The psychometric properties of the GeoPref Test were also comparable across demographic categories, which may have been bolstered by the fact that it is a visual-only (i.e., no sound) test, potentially circumventing biases associated with language or culture108,109,110,111. Although the gap between first age of diagnosis and treatment access is narrowing between Caucasian and non-Caucasian children3, racial and ethnic inequities persist3,112. Females are also more likely to be diagnosed at older ages108,109,113. Such findings underscore the need for the development and implementation of culture-free, objective tools which support equal access to early diagnosis and treatment114.

The high intercorrelation of geometric fixation levels between ASD siblings and twins in our study suggests that eye-tracking biomarkers may be essential for early identification of genetic forms of ASD. A recent study noted a high intercorrelation in visual social attention towards the mouth and eyes among non-ASD twins, but not in unrelated children59. These results suggest that eye-tracking measures of social visual attention can be driven by ASD-related genetic variance or by genes which drive social attention. These genes may not be mutually exclusive. For instance, infants homozygous for the CD38 risk allele exhibited less gaze to happy eyes compared to infants heterozygous or homozygous for the non-risk allele56. Relatedly, CD38 risk allele expression is associated with higher ASD symptom severity115. Future work examining genetic profiles which drive ASD subtypes will help clarify the impact of ASD and other genetic factors on eye-tracking performance.

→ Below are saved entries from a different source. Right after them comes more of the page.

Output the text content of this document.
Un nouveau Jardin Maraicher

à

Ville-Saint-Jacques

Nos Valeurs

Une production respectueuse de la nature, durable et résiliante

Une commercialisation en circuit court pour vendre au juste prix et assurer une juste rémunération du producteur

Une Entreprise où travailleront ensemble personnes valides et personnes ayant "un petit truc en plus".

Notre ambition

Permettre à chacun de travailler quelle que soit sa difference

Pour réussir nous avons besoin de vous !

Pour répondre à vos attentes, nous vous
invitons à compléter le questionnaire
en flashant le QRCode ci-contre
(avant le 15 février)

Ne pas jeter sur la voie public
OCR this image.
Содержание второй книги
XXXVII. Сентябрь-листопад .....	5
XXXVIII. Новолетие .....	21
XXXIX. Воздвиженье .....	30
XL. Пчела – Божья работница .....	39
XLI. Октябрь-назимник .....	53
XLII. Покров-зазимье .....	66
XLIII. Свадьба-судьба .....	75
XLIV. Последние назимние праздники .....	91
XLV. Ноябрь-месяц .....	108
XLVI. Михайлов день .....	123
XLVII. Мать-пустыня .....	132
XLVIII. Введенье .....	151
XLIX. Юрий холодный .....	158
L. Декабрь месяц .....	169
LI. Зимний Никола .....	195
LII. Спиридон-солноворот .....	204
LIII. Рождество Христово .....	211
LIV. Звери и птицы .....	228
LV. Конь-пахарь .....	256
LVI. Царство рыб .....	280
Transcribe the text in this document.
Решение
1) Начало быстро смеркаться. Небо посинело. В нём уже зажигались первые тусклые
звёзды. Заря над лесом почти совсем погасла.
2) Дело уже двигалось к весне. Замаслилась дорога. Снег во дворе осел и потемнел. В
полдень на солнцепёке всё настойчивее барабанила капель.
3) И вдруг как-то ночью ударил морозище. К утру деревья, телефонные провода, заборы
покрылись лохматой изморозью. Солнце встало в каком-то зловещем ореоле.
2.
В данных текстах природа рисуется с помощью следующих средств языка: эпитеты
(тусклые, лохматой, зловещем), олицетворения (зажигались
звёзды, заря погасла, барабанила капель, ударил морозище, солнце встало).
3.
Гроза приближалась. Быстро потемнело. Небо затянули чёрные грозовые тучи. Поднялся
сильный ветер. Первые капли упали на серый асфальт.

The large sample size in the current study, and the strong psychometric properties across age, sex, race and ethnic groups generates confidence that the GeoPref eye-tracking Test has value as both a clinical and research tool. Moreover, our sample included multiple non-ASD contrast groups (e.g., LD, GDD) which mimics natural pediatric practice. Importantly, performance on clinical measures in the current study correlated with geometric fixation levels, suggesting that the GeoPref Test can directly index a core ASD phenotype, which is relevant for measuring clinical improvements in clinical trials. Eye-tracking metrics outlined in the current study and others like it may be key in ensuring that severely impacted toddlers receive early diagnosis and treatment access, and promote biotherapeutic and behavioral treatment development, which can contribute to better outcomes and quality of life.